As expected, on June 18, Bronx Community Board 10 voted against the city’s proposal to construct a state-of-the-art full-scale animal shelter at 2050 Bartow Ave.
Even though the community board is advisory with no real powers, their “no” vote shields the developer and elected officials from community backlash. After the vote, Councilman Andy King said that he would not support a plan that the community opposes. Yet before the vote, King sat in the front of the table alongside the community board members and facilitated the opposition with chants of “people over animals.”
Soon after, the community board chair closed public testimony and took the vote, even though more than 50 persons signed up to speak — many in favor — yet just six persons were permitted to speak. It was apparent the community board failed to maintain their objectivity.
Also, the board and Councilman King failed to disclose First Hartford Realty Corp. is eyeing this site to develop supportive housing. As amNewYork reported, the developer paid Patrick B. Jenkins & Associates $200,000 since 2016 to perform “government relations and consulting services related to the potential development of 2050 Bartow Ave.” Per records, the lobbyist raised this matter to elected officials, including Councilman King and borough president Ruben Diaz Jr.
Also, Mr. Jenkins was present at CB10’s housing and zoning committee on May 24, when the animal shelter issue was on the agenda and the board members expressed strong opposition even before the city presented its proposal for a full-scale shelter at the site.
The main expressed opposition to the animal shelter at this site is to hold a former borough president to a promise made almost 20 years ago of a youth center at the site. The opposition stated a youth center is needed and urgent. Yet no one is against a youth center, except for Riverbay, their management company.
Riverbay’s board of directors voted against a youth center at a large space that used to be a movie theater at the Bartow shopping center. They voted against it so they could instead rent it to stores, yet it still remains vacant and available for a youth center.
At the housing committee meeting, the board members, Councilman King and even lobbyist Jenkins stated they would provide an alternative location for the animal shelter. Yet in June, they voted against the animal shelter without providing an alternative site.
The city stated it took close to three years to find this site after more than 50 sites were visited. The 2050 Bartow site meets all the criteria for the animal shelter including ample space, public transportation accessibility, and no rent costs since it is city-owned property.
The city council unanimously passed the bill mandating full-scale animal shelters in each of the boroughs. Even the community board that voted down the proposed animal shelter at the Bartow location stated their support for an animal shelter in the Bronx. Many of our elected officials made promises of support for an animal shelter in the Bronx in exchange for our votes.

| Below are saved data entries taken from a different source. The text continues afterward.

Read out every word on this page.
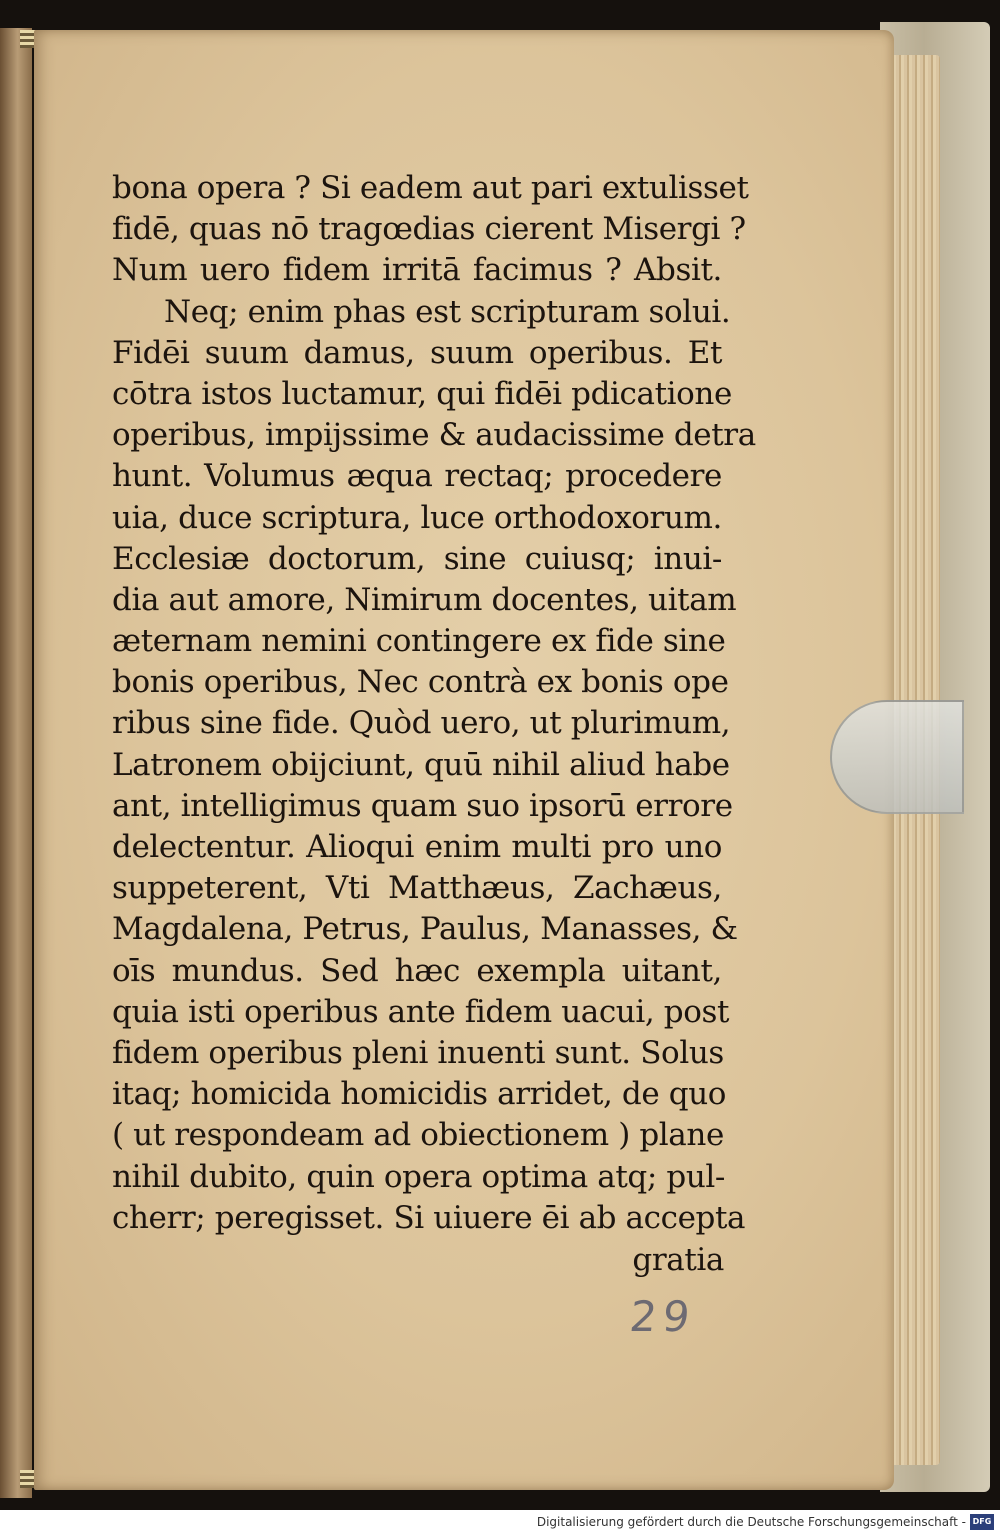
bona opera ? Si eadem aut pari extulisset
fidē, quas nō tragœdias cierent Misergi ?
Num uero fidem irritā facimus ? Absit.
Neq; enim phas est scripturam solui.
Fidēi suum damus, suum operibus. Et
cōtra istos luctamur, qui fidēi pdicatione
operibus, impijssime & audacissime detra
hunt. Volumus æqua rectaq; procedere
uia, duce scriptura, luce orthodoxorum.
Ecclesiæ doctorum, sine cuiusq; inui-
dia aut amore, Nimirum docentes, uitam
æternam nemini contingere ex fide sine
bonis operibus, Nec contrà ex bonis ope
ribus sine fide. Quòd uero, ut plurimum,
Latronem obijciunt, quū nihil aliud habe
ant, intelligimus quam suo ipsorū errore
delectentur. Alioqui enim multi pro uno
suppeterent, Vti Matthæus, Zachæus,
Magdalena, Petrus, Paulus, Manasses, &
oīs mundus. Sed hæc exempla uitant,
quia isti operibus ante fidem uacui, post
fidem operibus pleni inuenti sunt. Solus
itaq; homicida homicidis arridet, de quo
( ut respondeam ad obiectionem ) plane
nihil dubito, quin opera optima atq; pul-
cherr; peregisset. Si uiuere ēi ab accepta
gratia
29
Digitalisierung gefördert durch die Deutsche Forschungsgemeinschaft - DFG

Now, almost 20 years, the time has finally arrived to have our animal shelter built, and the support is wavering.
Not only does this issue go beyond the Bronx, since a full-scale shelter will ease the overcrowding in the city’s animal shelters outside the Bronx, it goes beyond animals, since it is about the people over insiders and developers, and their influence.
Based on the community board’s non-sensical objections and their apparent lack of objectivity as well as Councilman Andy King’s lead role in the opposition, there is more to this than dogs and cats.
The author is a member of Bronx Animal Rights Electors.